Here's Prob. 5, Chap. 3 in the book Principles of Mathematical Analysis by Walter Rudin, 3rd edition:
For any two real sequences $\left\{ a_n \right\}$, $\left\{ b_n \right\}$, prove that $$\lim\sup_{n\to\infty}\left( a_n + b_n \right) \leq \lim\sup_{n\to\infty} a_n + \lim\sup_{n\to\infty} b_n,$$ provided the sum on the right is not of the form $\infty-\infty$.
My effort:
Let us put $$ c_n \colon= a_n + b_n \tag{Definition A} $$ for all $n \in \mathbb{N}$, and let's put $$ \begin{align} a^* & \colon= \lim\sup_{n\to\infty} a_n, \\ b^* & \colon= \lim\sup_{n\to\infty} b_n, \\ c^* & \colon= \lim\sup_{n\to\infty} c_n. \end{align} \tag{Definitions B} $$
We need to show that $$ c^* \leq a^* + b^*. \tag{0} $$
So let's suppose that $$ c^* \not\leq a^* + b^*. $$ Then we have $$ c^* > a^* + b^*, $$ and so $$ c^*- b^* > a^*,$$ and let's take a real number $x$ such that $$ c^*- b^* > x > a^*. \tag{0} $$
Then as $ x > a^*$, so by Theorem 3.17 (b) in Baby Rudin, we can find a natural number $N_1$ such that $$ x \geq a_n \tag{1}$$ for all $n > N_1$.

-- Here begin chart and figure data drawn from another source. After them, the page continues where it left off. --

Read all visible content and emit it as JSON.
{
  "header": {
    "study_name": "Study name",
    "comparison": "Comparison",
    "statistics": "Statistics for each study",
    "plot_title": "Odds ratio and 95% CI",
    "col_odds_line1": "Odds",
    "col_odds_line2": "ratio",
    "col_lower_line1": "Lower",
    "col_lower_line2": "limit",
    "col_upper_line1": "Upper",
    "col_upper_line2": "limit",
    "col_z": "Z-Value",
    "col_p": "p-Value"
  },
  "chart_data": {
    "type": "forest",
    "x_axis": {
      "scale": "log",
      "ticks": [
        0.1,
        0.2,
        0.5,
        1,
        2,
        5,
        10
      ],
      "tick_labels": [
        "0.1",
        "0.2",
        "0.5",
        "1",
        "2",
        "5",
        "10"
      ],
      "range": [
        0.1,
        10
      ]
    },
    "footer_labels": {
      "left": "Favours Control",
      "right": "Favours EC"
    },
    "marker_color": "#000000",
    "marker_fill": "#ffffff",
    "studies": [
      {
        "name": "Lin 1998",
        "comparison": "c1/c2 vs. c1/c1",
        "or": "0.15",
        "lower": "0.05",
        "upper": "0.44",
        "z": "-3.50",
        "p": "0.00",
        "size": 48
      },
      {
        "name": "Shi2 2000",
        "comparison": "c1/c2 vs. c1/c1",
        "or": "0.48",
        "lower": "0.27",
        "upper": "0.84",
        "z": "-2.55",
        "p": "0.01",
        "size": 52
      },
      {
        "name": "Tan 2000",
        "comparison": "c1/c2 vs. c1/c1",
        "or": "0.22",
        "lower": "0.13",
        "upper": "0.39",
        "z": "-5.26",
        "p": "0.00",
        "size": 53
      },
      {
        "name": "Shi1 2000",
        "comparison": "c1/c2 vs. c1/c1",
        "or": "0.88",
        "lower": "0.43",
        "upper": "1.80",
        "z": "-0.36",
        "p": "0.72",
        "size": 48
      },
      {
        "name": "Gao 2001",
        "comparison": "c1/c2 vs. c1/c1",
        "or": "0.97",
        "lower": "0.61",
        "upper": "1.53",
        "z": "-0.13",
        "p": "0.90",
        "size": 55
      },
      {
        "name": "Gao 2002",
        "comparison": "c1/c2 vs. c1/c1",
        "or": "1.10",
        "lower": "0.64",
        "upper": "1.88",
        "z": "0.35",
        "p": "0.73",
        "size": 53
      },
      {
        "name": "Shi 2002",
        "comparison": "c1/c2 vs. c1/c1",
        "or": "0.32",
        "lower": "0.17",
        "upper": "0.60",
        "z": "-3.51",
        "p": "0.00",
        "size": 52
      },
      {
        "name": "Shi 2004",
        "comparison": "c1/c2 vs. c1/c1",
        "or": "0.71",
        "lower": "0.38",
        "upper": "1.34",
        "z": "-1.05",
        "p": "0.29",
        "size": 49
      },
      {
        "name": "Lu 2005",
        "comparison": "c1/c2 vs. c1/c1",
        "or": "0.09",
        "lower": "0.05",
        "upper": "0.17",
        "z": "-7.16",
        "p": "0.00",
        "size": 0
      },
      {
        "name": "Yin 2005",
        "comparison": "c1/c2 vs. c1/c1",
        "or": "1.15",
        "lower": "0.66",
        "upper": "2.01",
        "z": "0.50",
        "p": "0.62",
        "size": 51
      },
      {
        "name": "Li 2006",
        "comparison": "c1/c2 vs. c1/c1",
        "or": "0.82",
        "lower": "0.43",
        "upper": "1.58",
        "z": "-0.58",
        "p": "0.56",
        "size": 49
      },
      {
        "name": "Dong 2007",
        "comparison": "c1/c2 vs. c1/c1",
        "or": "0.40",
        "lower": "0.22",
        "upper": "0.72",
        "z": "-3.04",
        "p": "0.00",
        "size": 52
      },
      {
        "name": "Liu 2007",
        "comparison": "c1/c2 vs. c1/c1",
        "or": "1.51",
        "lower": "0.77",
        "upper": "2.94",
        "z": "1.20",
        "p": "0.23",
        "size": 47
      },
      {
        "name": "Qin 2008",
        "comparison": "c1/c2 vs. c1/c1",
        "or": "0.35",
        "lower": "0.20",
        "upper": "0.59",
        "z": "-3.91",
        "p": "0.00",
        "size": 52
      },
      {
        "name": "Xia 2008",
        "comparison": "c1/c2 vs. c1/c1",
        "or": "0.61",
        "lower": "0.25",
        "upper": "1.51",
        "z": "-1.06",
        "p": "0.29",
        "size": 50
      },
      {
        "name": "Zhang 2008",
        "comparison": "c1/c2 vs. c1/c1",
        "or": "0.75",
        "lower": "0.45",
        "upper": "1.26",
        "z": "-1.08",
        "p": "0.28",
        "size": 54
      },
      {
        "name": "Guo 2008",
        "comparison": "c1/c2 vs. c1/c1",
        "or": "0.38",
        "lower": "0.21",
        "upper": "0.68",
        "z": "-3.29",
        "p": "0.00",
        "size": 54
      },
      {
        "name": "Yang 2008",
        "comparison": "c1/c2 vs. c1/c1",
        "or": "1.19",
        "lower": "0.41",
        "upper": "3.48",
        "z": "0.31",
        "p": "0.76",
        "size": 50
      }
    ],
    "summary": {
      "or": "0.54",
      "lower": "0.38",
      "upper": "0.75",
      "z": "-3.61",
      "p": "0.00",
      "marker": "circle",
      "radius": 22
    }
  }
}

Now from (0) above, as $$ c^*-x > b^*, $$ so we can find a real number $y$ such that $$c^*-x > y > b^*. \tag{2} $$
Then as $y > b^*$, so again by Theorem 3.17 (b) in Baby Rudin, we can find a natural number $N_2$ such that $$ y \geq b_n \tag{3}$$ for all $n>N_2$.
Now from (2) above we can conclude that $$ c^* > x+y, \tag{4} $$ and hence from (1) and (3) we also have $$ x+y \geq a_n + b_n = c_n, $$ for all $n > \max \left\{\ N_1, N_2 \ \right\}$, which in turn implies that $$ x+y \geq \lim\sup_{n \to \infty} c_n, $$ that is [Please Refer to (Definition A) and (Definitions B) above.], $$ x+y \geq c^*, $$ which, in view of (4) above, gives rise to a contradiction to our choice of $c^*$ as the limit superior of the sequence $\left\{c_n\right\}$.
Is this proof correct? If not, then where is it deficient?